Sans aucun doute, Monteverdi était le plus grand des compositeurs italiens de la Renaissance. Il a révolutionné la musique de théâtre et d’église avec son utilisation dramatique et imaginative des instruments et des voix, et avec ses harmonies audacieuses. En 1613, Monteverdi est nommé maître de musique à Saint-Marc de Venise. Il y resta jusqu’à sa mort en 1643, consacrant son temps à diriger le chœur et à composer une série de merveilleuses pièces sacrées qui répandirent sa renommée dans toute l’Europe. Beatus Vir, qui a probablement été composé en 1630, a été publié dans la collection de 1641 du compositeur Selva Morale e Spirituali. Le motet, mise en musique du Psaume 112, est un superbe exemple du style dramatique de Monteverdi. Il oppose des paires ou de petits groupes de voix au chœur complet, une technique connue sous le nom de stile concertato – l’une des caractéristiques les plus significatives de la musique baroque. La pièce est composée pour chœur à six parties et solistes, avec orgue, basse continue et deux parties de violon obligées.
En 1640 paraît la monumentale Selva morale e spirituale. Cette anthologie de musique liturgique et paraliturgique est l’unique témoignage de l’intense activité compositionnelle que Monteverdi déploya pour San Marco : de nombreuses compositions sacrées semblent donc irrémédiablement perdues.

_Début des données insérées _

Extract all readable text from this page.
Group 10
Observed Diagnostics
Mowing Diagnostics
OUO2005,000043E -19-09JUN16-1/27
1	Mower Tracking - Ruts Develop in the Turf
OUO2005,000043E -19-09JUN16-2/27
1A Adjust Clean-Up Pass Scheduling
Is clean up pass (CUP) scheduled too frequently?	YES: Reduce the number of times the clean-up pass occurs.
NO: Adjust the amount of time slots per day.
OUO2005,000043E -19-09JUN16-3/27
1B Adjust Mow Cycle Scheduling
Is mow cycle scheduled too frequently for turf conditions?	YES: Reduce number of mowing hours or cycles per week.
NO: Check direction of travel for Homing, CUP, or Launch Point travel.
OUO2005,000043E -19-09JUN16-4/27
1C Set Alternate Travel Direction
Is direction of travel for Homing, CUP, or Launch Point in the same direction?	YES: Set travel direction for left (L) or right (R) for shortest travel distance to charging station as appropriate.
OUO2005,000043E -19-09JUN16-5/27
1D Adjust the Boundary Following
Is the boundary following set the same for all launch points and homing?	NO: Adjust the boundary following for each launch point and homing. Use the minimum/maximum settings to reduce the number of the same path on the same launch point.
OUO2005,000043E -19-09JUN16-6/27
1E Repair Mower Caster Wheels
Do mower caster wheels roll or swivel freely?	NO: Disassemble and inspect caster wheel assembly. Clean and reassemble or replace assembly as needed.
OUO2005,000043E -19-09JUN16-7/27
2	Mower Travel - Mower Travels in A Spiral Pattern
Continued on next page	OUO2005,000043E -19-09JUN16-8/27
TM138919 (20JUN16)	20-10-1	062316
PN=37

Dans cette « foret morale et spirituelle » Monteverdi nous offre la synthèse des plus divers aspects de son art. Il y associe des œuvres d’époques et de genres différents, des pièces in stile antico et des pièces in stile moderno, mêlant voix et instruments, suivant la tradition vénitienne des cori spezzati (composition pour plusieurs chœurs, où s’étaient illustrés auparavant les Gabrieli). Il y inclut également des motets de soliste pour une ou plusieurs voix et basse continue, qui dénotent une nette influence du genre naissant de l’opéra. Mais cette Selva morale est avant tout un ouvrage de “musique pratique”, qui contient tout ce qui est nécessaire pour orner les différents offices de l’année : les messes et les vêpres, mais aussi les exercices spirituels des nobles familles. Le recueil est soumis à une organisation monumentale qui lui confère un caractère de “testament” et surtout de “manifeste musical”. Il est divisé en quatre grandes parties, correspondant aux différents genres proposés et à leurs divers emplois dans les institutions catholiques et la liturgie.
La troisième partie du recueil contient les psaumes concertants destinés aux offices de vêpres. Ils illustrent une autre orientation esthétique des musiques de la Contre-Réforme : l’édification par l’émotion. Parmi ceux-ci le Confitebor secondo fait appel à un dispositif plus réduit encore : trois voix (soprano, ténor et basse) dialoguent avec deux violons et basse continue sur une basse à l’aimable rythmique dansante.